Per alcuni è una manovra orchestrata dagli ambienti “liberal” della Chiesa, per altri un siluro al papa emerito e un avvertimento a Francesco affinché sia più energico sulla via delle riforme, per altri ancora è la dimostrazione dello stato rovinoso in cui versa la Chiesa cattolica. La notizia che Joseph Ratzinger è accusato di non aver vigilato su quattro casi di pedofilia quando era arcivescovo a Monaco di Baviera tra il 1977 e il 1982, ha provocato prevedibili reazioni a catena. Ma immaginare ovunque manovre segrete in atto, mandanti da scoprire e obiettivi da colpire fa parte dei “bizantinismi” di certa mentalità nostrana. Sembra invece un segno di vitalità del Vaticano.
Perché non riconoscere, semplicemente, che le riforme di Francesco tirano diritto senza guardare in faccia a nessuno? Quanto sta accadendo è il risultato magari non previsto dell’abolizione dell’obbligo del silenzio, definito nell’Istruzione Secreta continere approvata da papa Montini il 4 febbraio 1974 e annullato a fine 2019 da Bergoglio. Una forma di tutela delle indagini più delicate che poteva essere dannosa se utilizzata con la finalità di nascondere. Il cardinale Reinhardt Marx, stretto consigliere di Francesco, fu il primo a denunciare che in Germania i dossier che potevano documentare gli abusi e indicare i responsabili erano stati distrutti.
Scandalo, stupore e sospetti. Era inevitabile. Per molti osservatori, dietro alle presunte responsabilità di Ratzinger (tutte ancora da dimostrare), c’è la lotta senza quartiere tra la Curia conservatrice che si rifà all’insegnamento teologico dell’emerito papa tedesco e quella “progressista”, ispirata dal pontefice in carica, che predica una Chiesa povera e di strada, soccorritrice dei più deboli, disposta a modellare le proprie azioni sulle esigenze e i bisogni spesso drammatici della società d’oggi.
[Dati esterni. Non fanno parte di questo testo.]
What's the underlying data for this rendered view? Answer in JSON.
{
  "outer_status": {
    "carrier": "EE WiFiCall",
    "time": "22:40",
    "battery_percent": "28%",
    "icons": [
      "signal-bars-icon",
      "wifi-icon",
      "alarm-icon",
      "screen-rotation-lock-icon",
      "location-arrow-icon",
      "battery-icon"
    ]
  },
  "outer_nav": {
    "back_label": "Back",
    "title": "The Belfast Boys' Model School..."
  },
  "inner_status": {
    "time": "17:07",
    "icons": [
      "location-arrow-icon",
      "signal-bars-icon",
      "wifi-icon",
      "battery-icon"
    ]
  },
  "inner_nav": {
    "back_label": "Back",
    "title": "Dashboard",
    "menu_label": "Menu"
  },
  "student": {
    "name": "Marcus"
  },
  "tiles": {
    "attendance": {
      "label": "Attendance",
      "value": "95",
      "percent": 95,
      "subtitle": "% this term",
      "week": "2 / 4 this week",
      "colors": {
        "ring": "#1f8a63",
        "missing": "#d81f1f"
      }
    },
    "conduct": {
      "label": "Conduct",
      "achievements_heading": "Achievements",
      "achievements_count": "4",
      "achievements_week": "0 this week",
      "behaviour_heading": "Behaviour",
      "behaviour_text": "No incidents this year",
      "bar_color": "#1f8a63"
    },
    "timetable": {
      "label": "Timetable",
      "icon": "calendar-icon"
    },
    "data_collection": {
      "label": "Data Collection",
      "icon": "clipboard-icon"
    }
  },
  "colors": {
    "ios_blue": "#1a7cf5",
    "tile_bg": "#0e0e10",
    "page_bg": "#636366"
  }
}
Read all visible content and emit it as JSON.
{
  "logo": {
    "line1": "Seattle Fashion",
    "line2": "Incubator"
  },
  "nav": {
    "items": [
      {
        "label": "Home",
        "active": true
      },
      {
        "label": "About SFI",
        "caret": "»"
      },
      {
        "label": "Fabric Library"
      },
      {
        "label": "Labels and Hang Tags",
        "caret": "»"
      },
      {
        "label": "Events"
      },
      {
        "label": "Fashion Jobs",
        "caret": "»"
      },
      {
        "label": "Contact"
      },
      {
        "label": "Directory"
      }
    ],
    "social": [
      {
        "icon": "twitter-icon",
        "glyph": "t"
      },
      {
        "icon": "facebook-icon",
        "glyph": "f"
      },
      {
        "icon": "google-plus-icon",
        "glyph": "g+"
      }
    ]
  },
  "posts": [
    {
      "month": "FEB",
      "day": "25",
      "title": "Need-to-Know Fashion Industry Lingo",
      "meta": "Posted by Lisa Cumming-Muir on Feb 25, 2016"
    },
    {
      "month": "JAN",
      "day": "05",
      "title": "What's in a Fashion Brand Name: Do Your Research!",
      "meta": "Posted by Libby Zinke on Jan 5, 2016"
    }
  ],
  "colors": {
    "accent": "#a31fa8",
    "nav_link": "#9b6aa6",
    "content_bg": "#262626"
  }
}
Di qui l’apertura alle possibili riforme del celibato dei sacerdoti, della formazione dei preti su temi delicati come la sessualità, del coinvolgimento dei laici e delle donne in ruoli apicali.
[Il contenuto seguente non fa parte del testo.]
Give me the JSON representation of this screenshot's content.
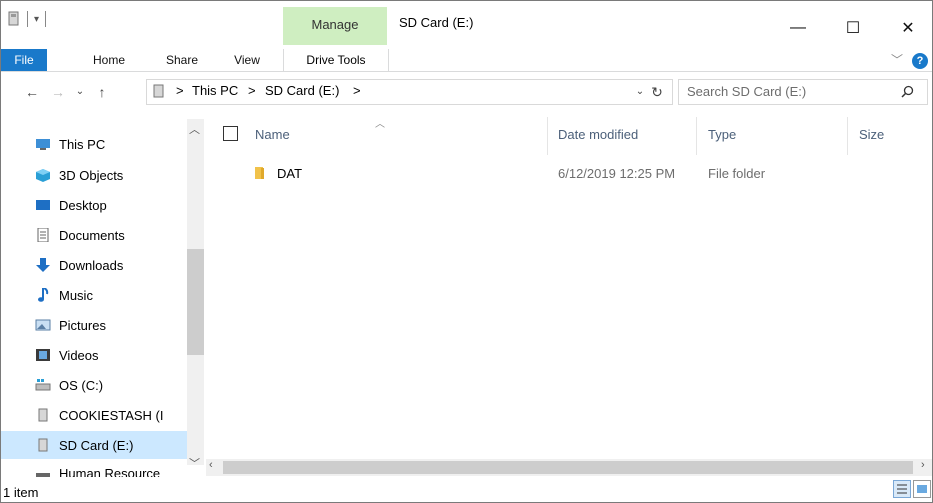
{
  "title": "SD Card (E:)",
  "ribbon": {
    "manage": "Manage",
    "tabs": {
      "file": "File",
      "home": "Home",
      "share": "Share",
      "view": "View",
      "drive_tools": "Drive Tools"
    },
    "help": "?"
  },
  "window_controls": {
    "minimize": "—",
    "maximize": "☐",
    "close": "✕"
  },
  "address": {
    "crumbs": [
      "This PC",
      "SD Card (E:)"
    ],
    "separator": ">",
    "search_placeholder": "Search SD Card (E:)"
  },
  "nav": {
    "items": [
      {
        "label": "This PC",
        "icon": "this-pc-icon"
      },
      {
        "label": "3D Objects",
        "icon": "3d-objects-icon"
      },
      {
        "label": "Desktop",
        "icon": "desktop-icon"
      },
      {
        "label": "Documents",
        "icon": "documents-icon"
      },
      {
        "label": "Downloads",
        "icon": "downloads-icon"
      },
      {
        "label": "Music",
        "icon": "music-icon"
      },
      {
        "label": "Pictures",
        "icon": "pictures-icon"
      },
      {
        "label": "Videos",
        "icon": "videos-icon"
      },
      {
        "label": "OS (C:)",
        "icon": "os-drive-icon"
      },
      {
        "label": "COOKIESTASH (I",
        "icon": "usb-drive-icon"
      },
      {
        "label": "SD Card (E:)",
        "icon": "sd-card-icon"
      },
      {
        "label": "Human Resource",
        "icon": "network-icon"
      }
    ]
  },
  "columns": {
    "name": "Name",
    "date": "Date modified",
    "type": "Type",
    "size": "Size"
  },
  "files": [
    {
      "name": "DAT",
      "date": "6/12/2019 12:25 PM",
      "type": "File folder",
      "size": ""
    }
  ],
  "status": {
    "count": "1 item"
  },
  "colors": {
    "accent": "#1979ca",
    "manage": "#cfeec1",
    "selected": "#cce8ff"
  }
}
I due Papi hanno punti di vista diversi anche sulla pedofilia: per Ratzinger il collasso morale della Chiesa è legato alla rivoluzione sessuale del ’68, per Bergoglio invece il problema sono gli abusi del clericalismo. Per il gesuita argentino la colpa dei reati commessi dai membri interni alla Chiesa non è da attribuire a cause esterne. Al contrario, la ricetta giusta è aprire il sacerdozio a nuove graduali opzioni innovative. E alla fine del 2019 ha abolito il segreto pontificio che in passato copriva denunce e insabbiava inchieste. Una novità senza precedenti nella bimillenaria storia della Chiesa cattolica.
Con il Rescriptum ex audientia, firmato il 17 dicembre 2019, Francesco è intervenuto sulla “riservatezza delle cause”. Non sono più coperti dal secretum i processi per pedofilia intentati in Vaticano contro sacerdoti e vescovi. Denuncianti, vittime e testimoni non sono più tenuti alla segretezza ed è ora consentito ai magistrati civili degli altri Paesi di avere accesso agli atti dei procedimenti canonici. Il papa ha inoltre istituito centri di consulenza e ascolto nelle diocesi e organismi di facile accesso per le vittime che vogliono adire le vie legali, ha definito protocolli per esaminare le accuse, per gestire i fatti che coinvolgono i vescovi e codici di condotta.
Casi di molestie sessuali del clero sono stati accertati al di qua e al di là dell’oceano. Francesco li definisce “crimini abominevoli” e si è adoperato concretamente per “proteggere i piccoli dai lupi voraci” intervenendo ad ogni livello. Ha ridotto allo stato laicale l’arcivescovo di Washington Theodore Mc Carrick per violenze su preti e seminaristi ed ha “spretato” il sacerdote cileno Fernando Karadima per motivi analoghi. Che ora l’opera di rinnovamento si sia imbattuta in presunti errori di controllo di Ratzinger in tempi lontani andrà chiarito, ma è il prezzo da pagare se si vogliono davvero cambiare le cose alla luce del sole.